Weighted Majority Voting (WMV) is a well-known optimal decision rule for collective decision making, given the probability of sources to provide accurate information (trustworthiness). However, in reality, the trustworthiness is not a known quantity to the decision maker - they have to rely on an estimate called trust. A (machine learning) algorithm that computes trust is called unbiased when it has the property that it does not systematically overestimate or underestimate the trustworthiness. To formally analyse the uncertainty to the decision process, we introduce and analyse two important properties of such unbiased trust values: stability of correctness and stability of optimality.
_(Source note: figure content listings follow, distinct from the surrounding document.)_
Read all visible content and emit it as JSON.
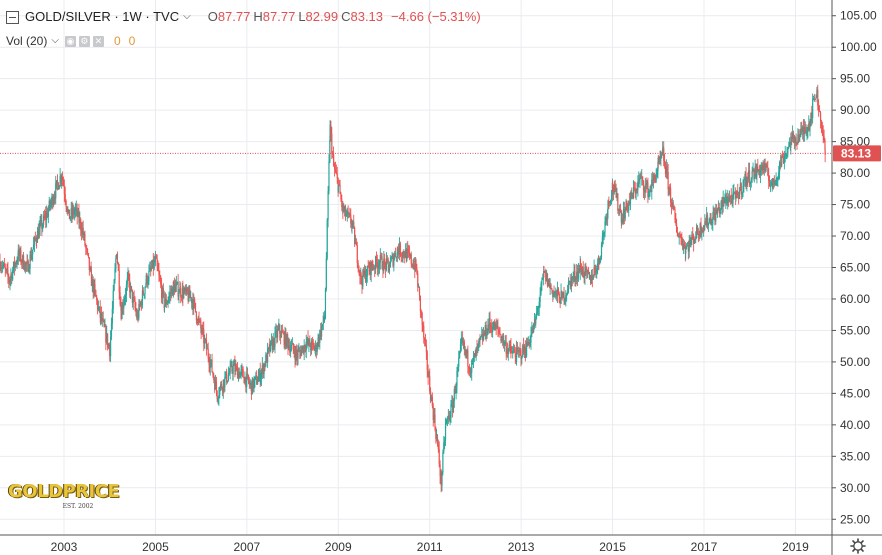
{
  "legend": {
    "symbol": "GOLD/SILVER · 1W · TVC",
    "open_label": "O",
    "open": "87.77",
    "high_label": "H",
    "high": "87.77",
    "low_label": "L",
    "low": "82.99",
    "close_label": "C",
    "close": "83.13",
    "change": "−4.66 (−5.31%)"
  },
  "volume": {
    "label": "Vol (20)",
    "value1": "0",
    "value2": "0"
  },
  "logo": {
    "text": "GOLDPRICE",
    "subtext": "EST. 2002"
  },
  "last_price_label": "83.13",
  "icons": [
    "collapse-icon",
    "chevron-down-icon",
    "eye-icon",
    "gear-icon",
    "close-icon",
    "settings-gear-icon"
  ],
  "colors": {
    "up": "#26a69a",
    "down": "#ef5350",
    "price_line": "#e05252",
    "grid": "#e9ecef"
  },
  "chart_data": {
    "type": "line",
    "title": "GOLD/SILVER · 1W · TVC",
    "xlabel": "",
    "ylabel": "",
    "x_ticks": [
      "2003",
      "2005",
      "2007",
      "2009",
      "2011",
      "2013",
      "2015",
      "2017",
      "2019"
    ],
    "y_ticks": [
      "25.00",
      "30.00",
      "35.00",
      "40.00",
      "45.00",
      "50.00",
      "55.00",
      "60.00",
      "65.00",
      "70.00",
      "75.00",
      "80.00",
      "85.00",
      "90.00",
      "95.00",
      "100.00",
      "105.00"
    ],
    "xlim": [
      2001.6,
      2019.8
    ],
    "ylim": [
      22.5,
      107.5
    ],
    "series": [
      {
        "x": [
          2001.6,
          2001.8,
          2002.0,
          2002.2,
          2002.4,
          2002.6,
          2002.8,
          2002.95,
          2003.1,
          2003.25,
          2003.4,
          2003.6,
          2003.8,
          2004.0,
          2004.15,
          2004.25,
          2004.4,
          2004.6,
          2004.8,
          2005.0,
          2005.2,
          2005.4,
          2005.6,
          2005.8,
          2006.0,
          2006.2,
          2006.35,
          2006.5,
          2006.7,
          2006.9,
          2007.1,
          2007.3,
          2007.5,
          2007.7,
          2007.9,
          2008.1,
          2008.3,
          2008.5,
          2008.7,
          2008.82,
          2008.9,
          2009.0,
          2009.1,
          2009.3,
          2009.5,
          2009.7,
          2009.9,
          2010.1,
          2010.3,
          2010.5,
          2010.7,
          2010.85,
          2011.0,
          2011.15,
          2011.25,
          2011.35,
          2011.5,
          2011.7,
          2011.9,
          2012.1,
          2012.3,
          2012.5,
          2012.7,
          2012.9,
          2013.1,
          2013.3,
          2013.5,
          2013.7,
          2013.9,
          2014.1,
          2014.3,
          2014.5,
          2014.7,
          2014.9,
          2015.0,
          2015.2,
          2015.4,
          2015.6,
          2015.8,
          2016.0,
          2016.1,
          2016.25,
          2016.4,
          2016.6,
          2016.8,
          2017.0,
          2017.2,
          2017.4,
          2017.5,
          2017.7,
          2017.9,
          2018.1,
          2018.3,
          2018.5,
          2018.7,
          2018.9,
          2019.1,
          2019.3,
          2019.45,
          2019.55,
          2019.65
        ],
        "y": [
          66,
          63,
          67,
          65,
          70,
          73,
          77,
          80,
          73,
          74,
          71,
          63,
          57,
          52,
          68,
          58,
          63,
          57,
          63,
          66,
          59,
          62,
          61,
          60,
          55,
          50,
          45,
          47,
          49,
          48,
          46,
          48,
          52,
          55,
          53,
          51,
          53,
          52,
          57,
          87,
          81,
          78,
          74,
          72,
          63,
          65,
          66,
          65,
          68,
          67,
          65,
          55,
          46,
          38,
          31,
          40,
          43,
          53,
          49,
          53,
          56,
          55,
          52,
          51,
          52,
          56,
          64,
          61,
          60,
          63,
          65,
          63,
          66,
          75,
          78,
          73,
          76,
          79,
          77,
          81,
          83,
          77,
          71,
          68,
          70,
          72,
          73,
          75,
          76,
          76,
          79,
          80,
          81,
          78,
          82,
          85,
          86,
          88,
          93,
          89,
          83
        ]
      }
    ]
  }
}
Stability of correctness means that the decision accuracy that the decision maker believes they achieved is equal to the actual accuracy. We prove stability of correctness holds. Stability of optimality means that the decisions made based on trust, are equally good as they would have been if they were based on trustworthiness. Stability of optimality does not hold. We analyse the difference between the two, and bounds thereon. We also present an overview of how sensitive decision correctness is to changes in trust and trustworthiness.

翻译：加权多数投票（WMV）是一种在给定信息源提供准确信息的概率（可信度）条件下，集体决策中已知的最优决策规则。然而，在实际应用中，决策者通常无法获知可信度的真实值——他们必须依赖一种称为信任度的估计量。计算信任度的（机器学习）算法若满足不系统性地高估或低估可信度的特性，则被称为无偏估计算法。为形式化分析决策过程中的不确定性，我们引入并分析了此类无偏信任度值的两个重要性质：正确性稳定性与最优性稳定性。正确性稳定性指决策者认为自身达到的决策准确度与实际准确度相等。我们证明了正确性稳定性成立。最优性稳定性指基于信任度作出的决策与基于可信度作出的决策具有同等质量。最优性稳定性并不成立。我们分析了两者间的差异及其界限，并概述了决策正确性对信任度与可信度变化的敏感程度。